Malta has a small economy with few resources other than limestone, a convenient geographical position, some tourism and a well-educated, skilled, and productive workforce. In 2011 the direct contribution of travel and tourism to the economy of Malta was 14.5% of GDP, generating 25,000 jobs – 15.7% of total employment (World Travel and Tourism estimate). Tourist arrivals are mainly from the UK and Italy, although 25% more German tourists visited in 2011. During the first half of 2011 (January-June) almost 620,000 tourists arrived in the country, an increase of 12% from the year before. The Maltese tourist sector remained fairly stable despite the financial crisis in 2008 that seriously affected the global tourist industry.

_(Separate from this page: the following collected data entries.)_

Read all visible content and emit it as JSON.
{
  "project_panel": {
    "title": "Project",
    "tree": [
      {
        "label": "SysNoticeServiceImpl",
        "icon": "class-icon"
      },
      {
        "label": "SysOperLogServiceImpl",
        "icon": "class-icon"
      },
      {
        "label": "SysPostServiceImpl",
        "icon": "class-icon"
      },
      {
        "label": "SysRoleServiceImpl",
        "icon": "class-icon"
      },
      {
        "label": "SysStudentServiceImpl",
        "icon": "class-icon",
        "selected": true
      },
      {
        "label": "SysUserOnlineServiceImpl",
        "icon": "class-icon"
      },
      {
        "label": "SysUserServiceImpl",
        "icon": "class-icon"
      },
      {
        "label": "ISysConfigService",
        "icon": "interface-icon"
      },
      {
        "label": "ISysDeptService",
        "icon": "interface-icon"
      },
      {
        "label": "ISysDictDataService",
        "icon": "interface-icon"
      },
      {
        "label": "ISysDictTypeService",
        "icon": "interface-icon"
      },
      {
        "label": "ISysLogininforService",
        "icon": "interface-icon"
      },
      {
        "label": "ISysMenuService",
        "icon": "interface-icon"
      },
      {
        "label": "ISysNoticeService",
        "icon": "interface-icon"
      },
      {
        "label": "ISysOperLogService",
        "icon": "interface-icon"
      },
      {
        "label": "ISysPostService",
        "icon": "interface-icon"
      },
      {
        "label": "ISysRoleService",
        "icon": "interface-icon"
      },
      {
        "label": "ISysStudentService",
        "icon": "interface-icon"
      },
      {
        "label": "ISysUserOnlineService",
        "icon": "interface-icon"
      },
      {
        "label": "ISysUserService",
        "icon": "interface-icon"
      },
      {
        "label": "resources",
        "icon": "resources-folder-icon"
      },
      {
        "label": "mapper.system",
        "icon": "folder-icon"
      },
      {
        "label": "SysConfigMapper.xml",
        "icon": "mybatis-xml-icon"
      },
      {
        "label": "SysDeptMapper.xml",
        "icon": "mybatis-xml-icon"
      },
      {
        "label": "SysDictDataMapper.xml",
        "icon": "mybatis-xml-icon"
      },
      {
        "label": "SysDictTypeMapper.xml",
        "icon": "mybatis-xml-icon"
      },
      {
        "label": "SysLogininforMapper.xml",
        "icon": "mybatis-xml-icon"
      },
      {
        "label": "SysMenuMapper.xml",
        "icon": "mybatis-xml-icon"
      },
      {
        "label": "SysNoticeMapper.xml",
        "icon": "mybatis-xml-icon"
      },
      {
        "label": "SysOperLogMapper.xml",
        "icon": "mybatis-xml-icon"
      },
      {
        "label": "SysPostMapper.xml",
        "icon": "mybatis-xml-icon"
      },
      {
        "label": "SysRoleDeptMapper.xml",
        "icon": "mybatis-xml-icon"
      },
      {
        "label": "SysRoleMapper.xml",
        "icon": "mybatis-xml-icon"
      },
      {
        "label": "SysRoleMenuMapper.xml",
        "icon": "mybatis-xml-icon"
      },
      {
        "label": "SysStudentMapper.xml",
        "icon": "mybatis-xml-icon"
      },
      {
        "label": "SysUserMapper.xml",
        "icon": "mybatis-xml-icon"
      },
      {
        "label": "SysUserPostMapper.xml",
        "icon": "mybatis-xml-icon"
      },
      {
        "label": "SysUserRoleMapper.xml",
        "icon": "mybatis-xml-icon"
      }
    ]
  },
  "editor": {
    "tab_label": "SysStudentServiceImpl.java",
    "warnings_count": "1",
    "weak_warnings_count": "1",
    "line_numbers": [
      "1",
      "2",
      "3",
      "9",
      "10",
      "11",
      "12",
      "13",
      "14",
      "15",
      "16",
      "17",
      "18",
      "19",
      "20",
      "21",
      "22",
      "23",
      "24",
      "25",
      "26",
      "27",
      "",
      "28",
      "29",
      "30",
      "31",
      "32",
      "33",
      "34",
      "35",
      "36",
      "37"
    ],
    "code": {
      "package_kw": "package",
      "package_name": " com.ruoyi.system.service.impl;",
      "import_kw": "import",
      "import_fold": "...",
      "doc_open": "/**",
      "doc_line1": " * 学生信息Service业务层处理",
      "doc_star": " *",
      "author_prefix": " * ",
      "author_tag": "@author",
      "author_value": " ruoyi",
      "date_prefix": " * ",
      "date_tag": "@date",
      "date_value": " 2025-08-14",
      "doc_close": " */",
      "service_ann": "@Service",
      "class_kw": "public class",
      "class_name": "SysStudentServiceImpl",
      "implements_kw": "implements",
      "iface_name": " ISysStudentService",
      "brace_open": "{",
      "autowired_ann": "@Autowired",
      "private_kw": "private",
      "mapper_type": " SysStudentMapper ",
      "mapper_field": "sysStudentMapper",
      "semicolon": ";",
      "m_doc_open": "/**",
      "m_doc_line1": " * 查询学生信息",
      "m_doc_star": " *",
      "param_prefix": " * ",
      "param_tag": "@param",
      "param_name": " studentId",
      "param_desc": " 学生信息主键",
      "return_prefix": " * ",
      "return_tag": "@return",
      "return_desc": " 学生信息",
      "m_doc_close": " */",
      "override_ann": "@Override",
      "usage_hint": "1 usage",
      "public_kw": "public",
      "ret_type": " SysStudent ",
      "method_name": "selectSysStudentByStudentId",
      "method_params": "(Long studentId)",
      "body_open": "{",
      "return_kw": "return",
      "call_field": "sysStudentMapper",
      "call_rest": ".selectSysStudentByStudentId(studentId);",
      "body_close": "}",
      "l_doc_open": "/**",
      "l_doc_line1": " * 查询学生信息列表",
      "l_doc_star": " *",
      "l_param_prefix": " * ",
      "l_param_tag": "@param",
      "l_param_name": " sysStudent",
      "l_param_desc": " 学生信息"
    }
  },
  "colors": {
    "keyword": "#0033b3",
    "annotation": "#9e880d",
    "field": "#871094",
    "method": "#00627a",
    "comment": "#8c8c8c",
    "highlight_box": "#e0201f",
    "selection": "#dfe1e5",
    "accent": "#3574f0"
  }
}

The exception to this was the hotel and restaurant sector, which lost 10% of its GDP over 2009 to 2010.

The manufacturing industry in Malta contributed around €625 million (just over 13% of GDP) and employed 15% of the workforce in 2009. Products manufactured in Malta include textiles, chemicals, and consumer goods, such as cosmetics, food and beverages, and electrical equipment. Electrical and optical equipment is one of the largest sub-sectors, which contributed €140 million to GDP in 2010.

The Maltese government has introduced policies to attract investment for this industry, such as a tax holiday of ten years for new export-oriented companies and duty free importation of plant machinery. Despite these measures, manufacturing contracted 19% in 2009 from 2008 partly because of the global economic downturn.

Various oil fields have been identified in and around Maltese territory, particularly in the Mediterranean Sea close to the Libyan and Italian borders. This has led to many disputes, notably between Malta and Libya in 2008 over the Medina Bank that straddles their territories.

In the 1980s, a global recession led to the collapse of Malta’s shipbuilding industry. The country underwent a major structural adjustment to its economy in the 1990s when the public sector was reduced and state-owned enterprises were privatised. A long period of good, steady growth came to an end in 2001, as export demand fell and the economy stalled during 2001-05. After four years of stagnation, growth resumed at 2.4% in 2005. The country joined the European Union in 2004 and adopted the euro currency in January 2008.

Malta’s financial services industry has grown in recent years and in 2008-09 it escaped significant damage from the international financial crisis, largely because the sector is centred on the indigenous real estate market and is not highly leveraged and the banking system is closely regulated.

Malta has a 92.4% (2005) literacy rate and the vast majority of the country’s inhabitants speak English as their first or second language. Both Maltese and English are official languages in Malta. The majority of the Maltese workforce is employed in service-oriented jobs. According to a labour force survey taken in 2011, 15% of Maltese workers are classified as professionals and 8% are in managerial roles. In 2011 the rate of unemployment was around 6%.